ある物語やキャラクターが私に語りかける理由は、彼らの性格、テーマ、問題などが、私自身の考えと常にある種の内的なつながりを持っていることにあります。しかし彼らをミュージカルの創作に使うことを考えるのは、そのキャラクターが歌うところを私が想像できる場合に限ります。全ての物語がミュージカル化できるとは限りません。ミュージカル的表現を求めてくる、見えない第2のレベルを持っていることが必要なのです。

質問5:Tanz der Vampireは映画版と異なり、悲劇的なニュアンスを与えられていますが、どうやってそこに行き着いたのですか? Graf von Krolock(クロロック伯爵)は舞台版では悲しい人物像となっていますが、どうしてそうなったのですか? またそれに関連して、”Die unstillbare Gier”(癒せぬ渇き)へのインスピレーションは、何処で得たのでしょう?

MK:映画版のTanz der Vampireは、まず第一には吸血鬼映画というジャンルのパロディーです。私にとっての課題は、映画版の本質的な要素を含んだ舞台向けの翻案を作り出すことでした。それを達成するために、物語の外見は残しつつも、内面的な話の流れを新たに付け加えたのです。この内面的な話というのは、Alfredの成長物語です。彼こそが私にとっての主要人物です。彼の見方を通して私は物事を見ています。彼の目には、大人の世界は危険でいかがわしく残酷な、しかし魅力的な吸血鬼の世界として見えているのです。

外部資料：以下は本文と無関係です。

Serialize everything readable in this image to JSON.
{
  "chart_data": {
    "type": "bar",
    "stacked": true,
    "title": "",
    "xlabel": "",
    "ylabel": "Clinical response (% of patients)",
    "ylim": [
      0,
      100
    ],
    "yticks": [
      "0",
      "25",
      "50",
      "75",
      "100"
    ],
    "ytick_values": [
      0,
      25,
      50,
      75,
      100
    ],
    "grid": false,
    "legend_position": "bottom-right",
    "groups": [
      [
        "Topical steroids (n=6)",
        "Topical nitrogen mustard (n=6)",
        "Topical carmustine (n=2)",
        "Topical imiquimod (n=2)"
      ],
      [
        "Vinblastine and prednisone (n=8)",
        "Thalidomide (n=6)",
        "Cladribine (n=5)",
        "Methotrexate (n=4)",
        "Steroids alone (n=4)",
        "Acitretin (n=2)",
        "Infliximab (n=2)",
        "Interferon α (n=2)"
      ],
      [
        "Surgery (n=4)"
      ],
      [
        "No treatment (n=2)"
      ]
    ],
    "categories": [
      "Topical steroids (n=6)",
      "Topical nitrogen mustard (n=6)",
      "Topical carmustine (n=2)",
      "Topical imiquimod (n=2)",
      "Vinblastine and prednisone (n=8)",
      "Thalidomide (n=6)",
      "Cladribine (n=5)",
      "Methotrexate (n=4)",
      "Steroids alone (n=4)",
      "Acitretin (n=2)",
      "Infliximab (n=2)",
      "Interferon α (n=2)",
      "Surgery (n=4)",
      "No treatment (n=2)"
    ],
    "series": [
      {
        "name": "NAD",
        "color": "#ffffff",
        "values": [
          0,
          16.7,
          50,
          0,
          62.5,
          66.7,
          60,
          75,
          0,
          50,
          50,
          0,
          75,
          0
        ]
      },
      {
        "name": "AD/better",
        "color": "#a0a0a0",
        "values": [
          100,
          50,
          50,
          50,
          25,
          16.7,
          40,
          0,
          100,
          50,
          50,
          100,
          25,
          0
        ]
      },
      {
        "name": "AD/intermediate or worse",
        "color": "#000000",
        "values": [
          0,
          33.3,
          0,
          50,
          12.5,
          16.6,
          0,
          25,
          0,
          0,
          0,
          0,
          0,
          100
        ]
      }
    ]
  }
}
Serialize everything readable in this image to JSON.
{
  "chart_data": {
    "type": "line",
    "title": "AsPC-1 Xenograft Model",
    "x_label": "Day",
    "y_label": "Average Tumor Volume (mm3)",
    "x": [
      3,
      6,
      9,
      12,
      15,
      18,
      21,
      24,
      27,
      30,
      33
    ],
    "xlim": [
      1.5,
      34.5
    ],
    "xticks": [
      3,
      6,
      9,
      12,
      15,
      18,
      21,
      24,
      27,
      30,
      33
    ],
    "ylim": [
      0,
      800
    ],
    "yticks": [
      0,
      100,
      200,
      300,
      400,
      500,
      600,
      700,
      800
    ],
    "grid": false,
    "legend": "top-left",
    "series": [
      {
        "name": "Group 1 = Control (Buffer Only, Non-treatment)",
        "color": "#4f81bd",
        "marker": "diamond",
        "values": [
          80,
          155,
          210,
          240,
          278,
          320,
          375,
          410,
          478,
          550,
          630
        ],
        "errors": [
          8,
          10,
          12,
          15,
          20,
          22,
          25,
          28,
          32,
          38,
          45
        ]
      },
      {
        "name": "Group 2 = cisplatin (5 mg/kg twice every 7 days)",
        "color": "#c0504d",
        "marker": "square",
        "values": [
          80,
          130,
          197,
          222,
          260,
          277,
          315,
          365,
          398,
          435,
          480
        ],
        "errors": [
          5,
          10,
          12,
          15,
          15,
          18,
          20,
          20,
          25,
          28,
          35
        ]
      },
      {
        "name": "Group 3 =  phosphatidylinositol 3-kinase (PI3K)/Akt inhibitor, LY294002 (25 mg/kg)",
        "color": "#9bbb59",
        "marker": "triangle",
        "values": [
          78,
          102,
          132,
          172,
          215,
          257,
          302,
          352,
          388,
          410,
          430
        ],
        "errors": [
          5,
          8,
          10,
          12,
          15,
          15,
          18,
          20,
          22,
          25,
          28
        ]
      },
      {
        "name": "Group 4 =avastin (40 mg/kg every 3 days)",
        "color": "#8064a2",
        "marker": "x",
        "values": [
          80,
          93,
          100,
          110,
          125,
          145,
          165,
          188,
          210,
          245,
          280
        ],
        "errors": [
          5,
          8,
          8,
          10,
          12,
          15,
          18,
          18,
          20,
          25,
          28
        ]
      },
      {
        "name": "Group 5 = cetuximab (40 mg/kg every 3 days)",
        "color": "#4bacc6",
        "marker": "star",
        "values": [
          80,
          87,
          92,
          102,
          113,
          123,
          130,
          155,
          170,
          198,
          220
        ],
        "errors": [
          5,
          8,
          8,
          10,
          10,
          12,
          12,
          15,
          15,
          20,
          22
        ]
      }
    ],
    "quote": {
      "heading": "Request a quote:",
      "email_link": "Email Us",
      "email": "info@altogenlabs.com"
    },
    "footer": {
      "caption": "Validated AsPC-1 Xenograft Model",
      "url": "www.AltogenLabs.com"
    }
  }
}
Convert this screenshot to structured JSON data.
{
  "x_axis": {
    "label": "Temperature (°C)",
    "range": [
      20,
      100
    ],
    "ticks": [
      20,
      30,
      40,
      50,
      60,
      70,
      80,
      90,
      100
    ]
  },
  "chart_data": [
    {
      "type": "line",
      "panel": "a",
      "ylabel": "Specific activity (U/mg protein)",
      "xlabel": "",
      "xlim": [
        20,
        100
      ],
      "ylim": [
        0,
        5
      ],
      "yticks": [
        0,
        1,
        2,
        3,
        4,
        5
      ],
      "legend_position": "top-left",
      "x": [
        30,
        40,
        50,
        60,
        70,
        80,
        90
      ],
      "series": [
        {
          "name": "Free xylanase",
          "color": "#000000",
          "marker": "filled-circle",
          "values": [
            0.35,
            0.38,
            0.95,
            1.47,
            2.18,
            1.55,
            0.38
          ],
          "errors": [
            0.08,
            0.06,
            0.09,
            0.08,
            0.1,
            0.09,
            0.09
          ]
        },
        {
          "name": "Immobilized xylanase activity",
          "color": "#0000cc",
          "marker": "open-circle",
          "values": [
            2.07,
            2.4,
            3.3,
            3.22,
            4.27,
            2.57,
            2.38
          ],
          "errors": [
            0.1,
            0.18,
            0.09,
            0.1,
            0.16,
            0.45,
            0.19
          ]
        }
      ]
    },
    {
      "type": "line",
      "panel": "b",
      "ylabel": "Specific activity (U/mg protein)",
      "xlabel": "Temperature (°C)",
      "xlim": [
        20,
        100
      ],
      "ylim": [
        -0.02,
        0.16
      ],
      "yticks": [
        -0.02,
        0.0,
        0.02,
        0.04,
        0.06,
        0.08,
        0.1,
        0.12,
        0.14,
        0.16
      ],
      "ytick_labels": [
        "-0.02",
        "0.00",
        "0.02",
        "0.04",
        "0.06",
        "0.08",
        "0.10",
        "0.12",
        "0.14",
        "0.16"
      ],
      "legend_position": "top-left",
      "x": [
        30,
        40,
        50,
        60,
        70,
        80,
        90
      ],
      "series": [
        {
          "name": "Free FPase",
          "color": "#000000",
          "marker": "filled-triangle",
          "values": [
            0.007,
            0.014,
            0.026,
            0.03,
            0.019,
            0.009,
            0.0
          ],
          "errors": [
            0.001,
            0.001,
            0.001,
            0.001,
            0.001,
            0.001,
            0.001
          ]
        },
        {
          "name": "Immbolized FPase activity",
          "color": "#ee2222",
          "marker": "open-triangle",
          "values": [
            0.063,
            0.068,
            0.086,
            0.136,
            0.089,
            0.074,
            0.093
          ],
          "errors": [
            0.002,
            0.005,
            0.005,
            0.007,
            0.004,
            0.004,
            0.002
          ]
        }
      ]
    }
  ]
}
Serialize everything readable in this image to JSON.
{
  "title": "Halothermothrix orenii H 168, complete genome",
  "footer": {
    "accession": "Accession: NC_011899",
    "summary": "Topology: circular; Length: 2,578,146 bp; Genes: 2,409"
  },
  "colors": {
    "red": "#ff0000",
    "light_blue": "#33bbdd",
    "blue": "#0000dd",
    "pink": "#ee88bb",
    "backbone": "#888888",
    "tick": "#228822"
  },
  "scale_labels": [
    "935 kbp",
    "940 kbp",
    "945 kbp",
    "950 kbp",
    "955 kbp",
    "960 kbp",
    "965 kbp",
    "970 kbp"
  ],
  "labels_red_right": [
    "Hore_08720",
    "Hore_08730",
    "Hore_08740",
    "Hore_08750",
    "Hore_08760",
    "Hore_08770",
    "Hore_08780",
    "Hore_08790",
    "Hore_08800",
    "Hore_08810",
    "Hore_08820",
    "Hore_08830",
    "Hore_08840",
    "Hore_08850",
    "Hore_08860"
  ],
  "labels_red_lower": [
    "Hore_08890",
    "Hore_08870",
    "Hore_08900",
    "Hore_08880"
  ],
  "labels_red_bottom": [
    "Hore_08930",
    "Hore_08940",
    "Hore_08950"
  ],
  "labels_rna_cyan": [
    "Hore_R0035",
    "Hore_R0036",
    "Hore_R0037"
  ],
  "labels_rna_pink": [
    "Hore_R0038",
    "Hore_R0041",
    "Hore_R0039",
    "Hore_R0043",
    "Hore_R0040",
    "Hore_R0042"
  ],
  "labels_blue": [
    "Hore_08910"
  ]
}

この禁じられた大人の世界が持つ危険よりも、誘惑の方に目が向いているSarahへのAlfredの愛は、彼を大人の世界との対決に向かわせます。Krolockは人生経験豊富な年上の友人で、全ての禁じられたことを行ったり、欲するに値するように見せかけることが出来ます。彼はAlfredに感銘を与えます。しかしながら我々は、常に戒めてくる「教師」よりも、許されないことをそそのかす「教師」の言うことに、より耳を傾けたくなるものです。Krolockは大人そのもの、現代の大人そのものなのです。現代の成功した人物の典型なのです。彼の本質的特徴は渇きであり、性格的特徴はエゴイズムです。彼の問題、あるいは不幸というのは、永遠に満たされないことなのです。